Am 28. September 1975 wurden die letzten Schwestern Gervasina, Camacha, Liborina und Dunstana in einem festlichen Dankamt in der Kirche St. Martin von Pfarrer Rottenwöhrer verabschiedet. "Danach blieb die Bank der Schwestern in der Mitte des linken vorderen Hauptschiffs verwaist", schreibt Josef Britz.

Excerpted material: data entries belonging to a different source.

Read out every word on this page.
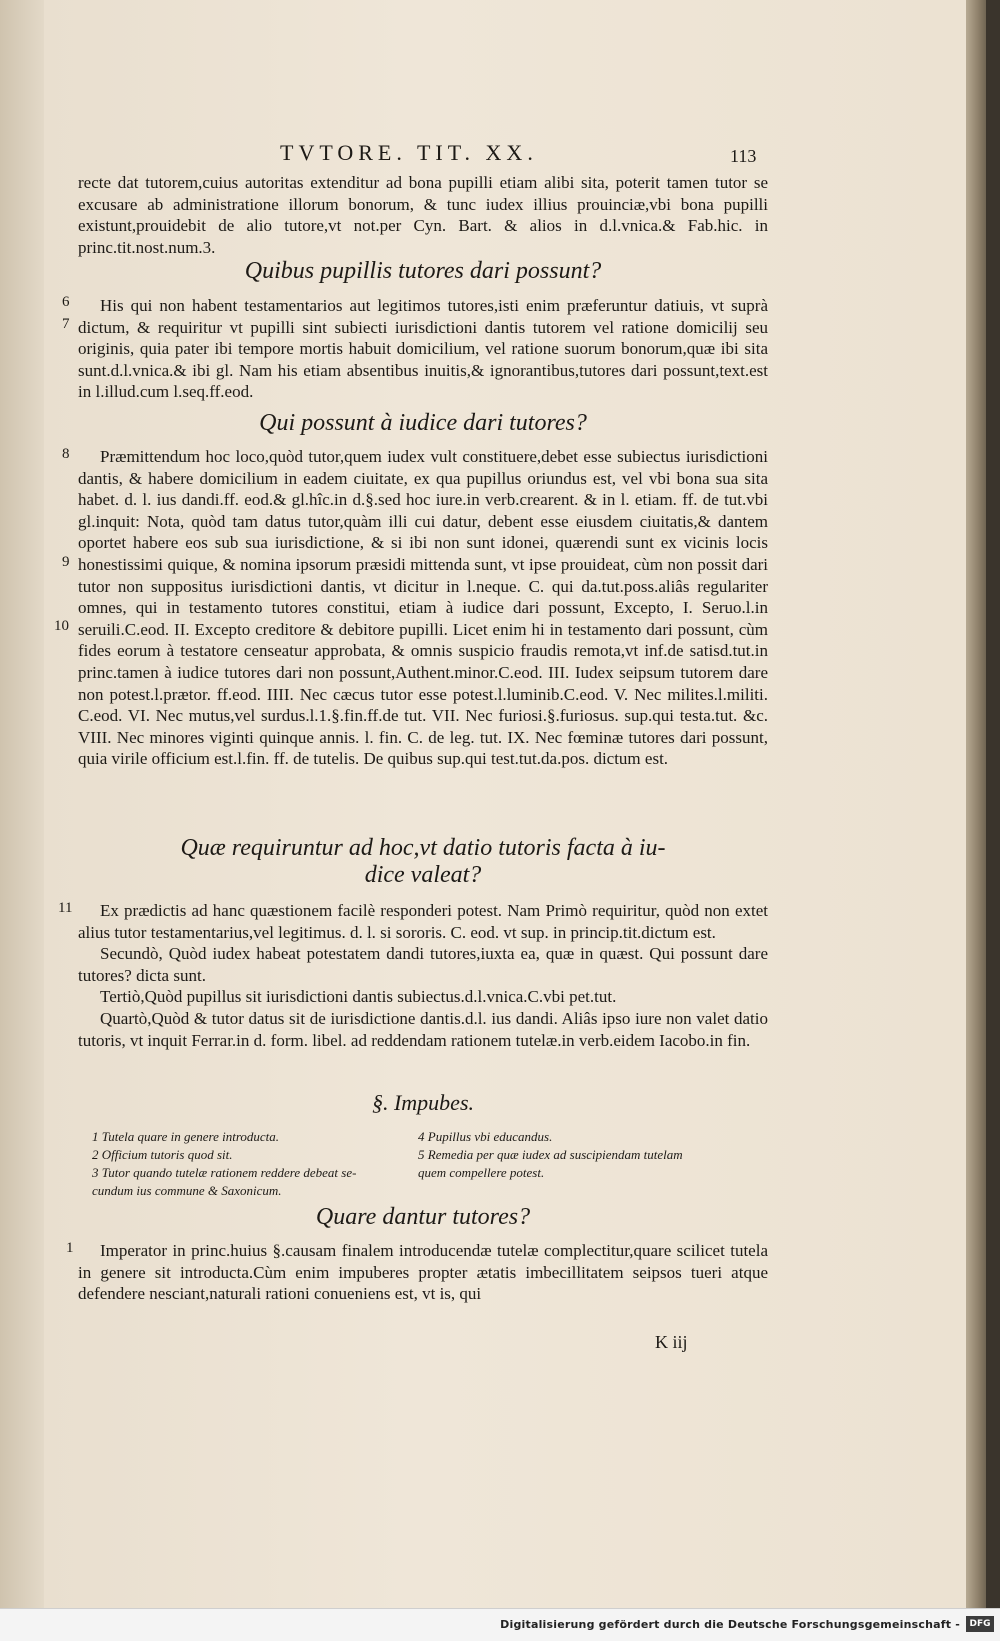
TVTORE. TIT. XX.	113

recte dat tutorem,cuius autoritas extenditur ad bona pupilli etiam alibi sita, poterit tamen tutor se excusare ab administratione illorum bonorum, & tunc iudex illius prouinciæ,vbi bona pupilli existunt,prouidebit de alio tutore,vt not.per Cyn. Bart. & alios in d.l.vnica.& Fab.hic. in princ.tit.nost.num.3.

Quibus pupillis tutores dari possunt?
6
7

His qui non habent testamentarios aut legitimos tutores,isti enim præferuntur datiuis, vt suprà dictum, & requiritur vt pupilli sint subiecti iurisdictioni dantis tutorem vel ratione domicilij seu originis, quia pater ibi tempore mortis habuit domicilium, vel ratione suorum bonorum,quæ ibi sita sunt.d.l.vnica.& ibi gl. Nam his etiam absentibus inuitis,& ignorantibus,tutores dari possunt,text.est in l.illud.cum l.seq.ff.eod.

Qui possunt à iudice dari tutores?
8
9
10

Præmittendum hoc loco,quòd tutor,quem iudex vult constituere,debet esse subiectus iurisdictioni dantis, & habere domicilium in eadem ciuitate, ex qua pupillus oriundus est, vel vbi bona sua sita habet. d. l. ius dandi.ff. eod.& gl.hîc.in d.§.sed hoc iure.in verb.crearent. & in l. etiam. ff. de tut.vbi gl.inquit: Nota, quòd tam datus tutor,quàm illi cui datur, debent esse eiusdem ciuitatis,& dantem oportet habere eos sub sua iurisdictione, & si ibi non sunt idonei, quærendi sunt ex vicinis locis honestissimi quique, & nomina ipsorum præsidi mittenda sunt, vt ipse prouideat, cùm non possit dari tutor non suppositus iurisdictioni dantis, vt dicitur in l.neque. C. qui da.tut.poss.aliâs regulariter omnes, qui in testamento tutores constitui, etiam à iudice dari possunt, Excepto, I. Seruo.l.in seruili.C.eod. II. Excepto creditore & debitore pupilli. Licet enim hi in testamento dari possunt, cùm fides eorum à testatore censeatur approbata, & omnis suspicio fraudis remota,vt inf.de satisd.tut.in princ.tamen à iudice tutores dari non possunt,Authent.minor.C.eod. III. Iudex seipsum tutorem dare non potest.l.prætor. ff.eod. IIII. Nec cæcus tutor esse potest.l.luminib.C.eod. V. Nec milites.l.militi. C.eod. VI. Nec mutus,vel surdus.l.1.§.fin.ff.de tut. VII. Nec furiosi.§.furiosus. sup.qui testa.tut. &c. VIII. Nec minores viginti quinque annis. l. fin. C. de leg. tut. IX. Nec fœminæ tutores dari possunt, quia virile officium est.l.fin. ff. de tutelis. De quibus sup.qui test.tut.da.pos. dictum est.

Quæ requiruntur ad hoc,vt datio tutoris facta à iu-
dice valeat?
11	Ex prædictis ad hanc quæstionem facilè responderi potest. Nam Primò requiritur, quòd non extet alius tutor testamentarius,vel legitimus. d. l. si sororis. C. eod. vt sup. in princip.tit.dictum est.

Secundò, Quòd iudex habeat potestatem dandi tutores,iuxta ea, quæ in quæst. Qui possunt dare tutores? dicta sunt.

Tertiò,Quòd pupillus sit iurisdictioni dantis subiectus.d.l.vnica.C.vbi pet.tut.

Quartò,Quòd & tutor datus sit de iurisdictione dantis.d.l. ius dandi. Aliâs ipso iure non valet datio tutoris, vt inquit Ferrar.in d. form. libel. ad reddendam rationem tutelæ.in verb.eidem Iacobo.in fin.

§. Impubes.
1 Tutela quare in genere introducta.
2 Officium tutoris quod sit.
3 Tutor quando tutelæ rationem reddere debeat se-
cundum ius commune & Saxonicum.
4 Pupillus vbi educandus.
5 Remedia per quæ iudex ad suscipiendam tutelam
quem compellere potest.
Quare dantur tutores?
1	Imperator in princ.huius §.causam finalem introducendæ tutelæ complectitur,quare scilicet tutela in genere sit introducta.Cùm enim impuberes propter ætatis imbecillitatem seipsos tueri atque defendere nesciant,naturali rationi conueniens est, vt is, qui

K iij
Digitalisierung gefördert durch die Deutsche Forschungsgemeinschaft -	DFG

Mit dem Weggang der Schwestern war ein Stück "altes Bexbach " verschwunden. 75 Jahre lang haben sich die Schwestern in den Dienst ihrer Mitmenschen gestellt und kranke, alte, behinderte und sterbende Menschen versorgt. Der Vincentiusverein ging mit anderen christlichen Krankenpflegevereinen in der "ökumenischen Sozialstation" auf, die bis 1993 noch im alten Schwesternhaus angesiedelt war.

In den letzten Jahren diente das Schwesternhaus als Begegnungsstätte, man traf sich zum Fastenfrühstück oder zum gemeinsamen Plaudern nach den Gottesdiensten.

Nun sei die Stunde gekommen, in der das ursprüngliche Schulhaus, in dem sich 190 Jahre Bexbacher Geschichte abspielte, dem "Erdboden gleich gemacht wird", schreibt Josef Britz. Viele Bexbacher empfinden dies als großen Verlust, es gibt Petitionen und die Bitte nach Überprüfung, ob der Abriss überhaupt rechtens ist. Vermutlich, so Britz, werden die Abrissgegner wohl keinen Erfolg haben.